Danton carried a high look in the Death-cart. Not so Camille: it is but one week, and all is so topsy-turvied; angel Wife left weeping; love, riches, Revolutionary fame, left all at the Prison-gate; carnivorous Rabble now howling round. Palpable, and yet incredible; like a madman’s dream! Camille struggles and writhes; his shoulders shuffle the loose coat off them, which hangs knotted, the hands tied: “Calm my friend,” said Danton; “heed not that vile canaille (laissez la cette vile canaille).” At the foot of the Scaffold, Danton was heard to ejaculate: “O my Wife, my well-beloved, I shall never see thee more then!”—but, interrupting himself: “Danton, no weakness!” He said to Herault-Sechelles stepping forward to embrace him: “Our heads will meet there,” in the Headsman’s sack. His last words were to Samson the Headsman himself: “Thou wilt shew my head to the people; it is worth shewing.”
So passes, like a gigantic mass, of valour, ostentation, fury, affection and wild revolutionary manhood, this Danton, to his unknown home. He was of Arcis-sur-Aube; born of ‘good farmer-people’ there. He had many sins; but one worst sin he had not, that of Cant. No hollow Formalist, deceptive and self-deceptive, ghastly to the natural sense, was this; but a very Man: with all his dross he was a Man; fiery-real, from the great fire-bosom of Nature herself. He saved France from Brunswick; he walked straight his own wild road, whither it led him. He may live for some generations in the memory of men.

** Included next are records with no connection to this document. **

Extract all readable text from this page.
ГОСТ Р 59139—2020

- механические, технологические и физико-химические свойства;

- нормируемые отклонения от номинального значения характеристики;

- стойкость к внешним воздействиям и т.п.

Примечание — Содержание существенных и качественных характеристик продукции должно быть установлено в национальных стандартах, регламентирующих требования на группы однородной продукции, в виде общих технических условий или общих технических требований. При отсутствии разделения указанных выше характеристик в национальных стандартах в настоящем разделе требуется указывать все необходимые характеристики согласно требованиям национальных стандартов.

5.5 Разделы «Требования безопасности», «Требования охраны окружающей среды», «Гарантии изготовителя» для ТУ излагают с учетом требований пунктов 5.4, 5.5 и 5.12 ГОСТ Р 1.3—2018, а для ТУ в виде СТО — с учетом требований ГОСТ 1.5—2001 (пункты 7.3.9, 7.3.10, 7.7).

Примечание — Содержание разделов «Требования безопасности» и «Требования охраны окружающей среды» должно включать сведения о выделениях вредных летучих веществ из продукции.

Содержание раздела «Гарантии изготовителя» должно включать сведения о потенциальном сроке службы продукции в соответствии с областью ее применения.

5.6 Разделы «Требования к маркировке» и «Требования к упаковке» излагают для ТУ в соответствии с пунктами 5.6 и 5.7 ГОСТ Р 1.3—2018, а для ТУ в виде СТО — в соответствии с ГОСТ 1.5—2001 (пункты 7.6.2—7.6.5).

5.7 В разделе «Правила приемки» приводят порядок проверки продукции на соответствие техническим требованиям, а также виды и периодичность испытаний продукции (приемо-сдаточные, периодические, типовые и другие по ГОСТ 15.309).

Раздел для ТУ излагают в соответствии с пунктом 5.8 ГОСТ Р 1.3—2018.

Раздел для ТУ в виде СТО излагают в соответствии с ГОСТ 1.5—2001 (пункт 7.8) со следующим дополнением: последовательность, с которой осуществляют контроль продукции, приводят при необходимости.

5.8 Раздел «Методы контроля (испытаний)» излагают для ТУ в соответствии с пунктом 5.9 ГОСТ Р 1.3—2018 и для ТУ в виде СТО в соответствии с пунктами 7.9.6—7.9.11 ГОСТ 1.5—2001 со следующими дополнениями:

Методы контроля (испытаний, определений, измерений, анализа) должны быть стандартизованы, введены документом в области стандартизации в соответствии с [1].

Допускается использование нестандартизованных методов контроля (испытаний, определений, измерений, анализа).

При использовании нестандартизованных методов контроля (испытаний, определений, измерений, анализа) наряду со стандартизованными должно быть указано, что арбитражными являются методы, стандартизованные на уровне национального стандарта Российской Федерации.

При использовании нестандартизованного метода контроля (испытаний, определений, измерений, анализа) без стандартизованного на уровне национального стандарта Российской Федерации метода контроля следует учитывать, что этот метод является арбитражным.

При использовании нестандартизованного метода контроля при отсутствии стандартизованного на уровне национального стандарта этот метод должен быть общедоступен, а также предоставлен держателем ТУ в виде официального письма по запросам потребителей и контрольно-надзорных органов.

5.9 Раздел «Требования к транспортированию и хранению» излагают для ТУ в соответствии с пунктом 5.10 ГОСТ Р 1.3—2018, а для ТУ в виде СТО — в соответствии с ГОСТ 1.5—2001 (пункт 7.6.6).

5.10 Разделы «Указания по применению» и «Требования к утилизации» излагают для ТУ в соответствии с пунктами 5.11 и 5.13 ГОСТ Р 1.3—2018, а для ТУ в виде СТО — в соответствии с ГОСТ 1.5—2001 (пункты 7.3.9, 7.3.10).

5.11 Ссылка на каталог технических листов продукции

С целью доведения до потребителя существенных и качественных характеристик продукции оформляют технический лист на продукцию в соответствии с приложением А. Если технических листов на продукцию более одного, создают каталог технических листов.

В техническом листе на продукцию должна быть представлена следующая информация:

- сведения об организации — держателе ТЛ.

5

Next week, it is still but the 10th of April, there comes a new Nineteen; Chaumette, Gobel, Hebert’s Widow, the Widow of Camille: these also roll their fated journey; black Death devours them. Mean Hebert’s Widow was weeping, Camille’s Widow tried to speak comfort to her. O ye kind Heavens, azure, beautiful, eternal behind your tempests and Time-clouds, is there not pity for all! Gobel, it seems, was repentant; he begged absolution of a Priest; did as a Gobel best could. For Anaxagoras Chaumette, the sleek head now stript of its bonnet rouge, what hope is there? Unless Death were ‘an eternal sleep?’ Wretched Anaxagoras, God shall judge thee, not I.
Hebert, therefore, is gone, and the Hebertists; they that robbed Churches, and adored blue Reason in red nightcap. Great Danton, and the Dantonists; they also are gone. Down to the catacombs; they are become silent men! Let no Paris Municipality, no Sect or Party of this hue or that, resist the will of Robespierre and Salut. Mayor Pache, not prompt enough in denouncing these Pitts Plots, may congratulate about them now. Never so heartily; it skills not! His course likewise is to the Luxembourg. We appoint one Fleuriot-Lescot Interim-Mayor in his stead: an ‘architect from Belgium,’ they say, this Fleuriot; he is a man one can depend on. Our new Agent-National is Payan, lately Juryman; whose cynosure also is Robespierre.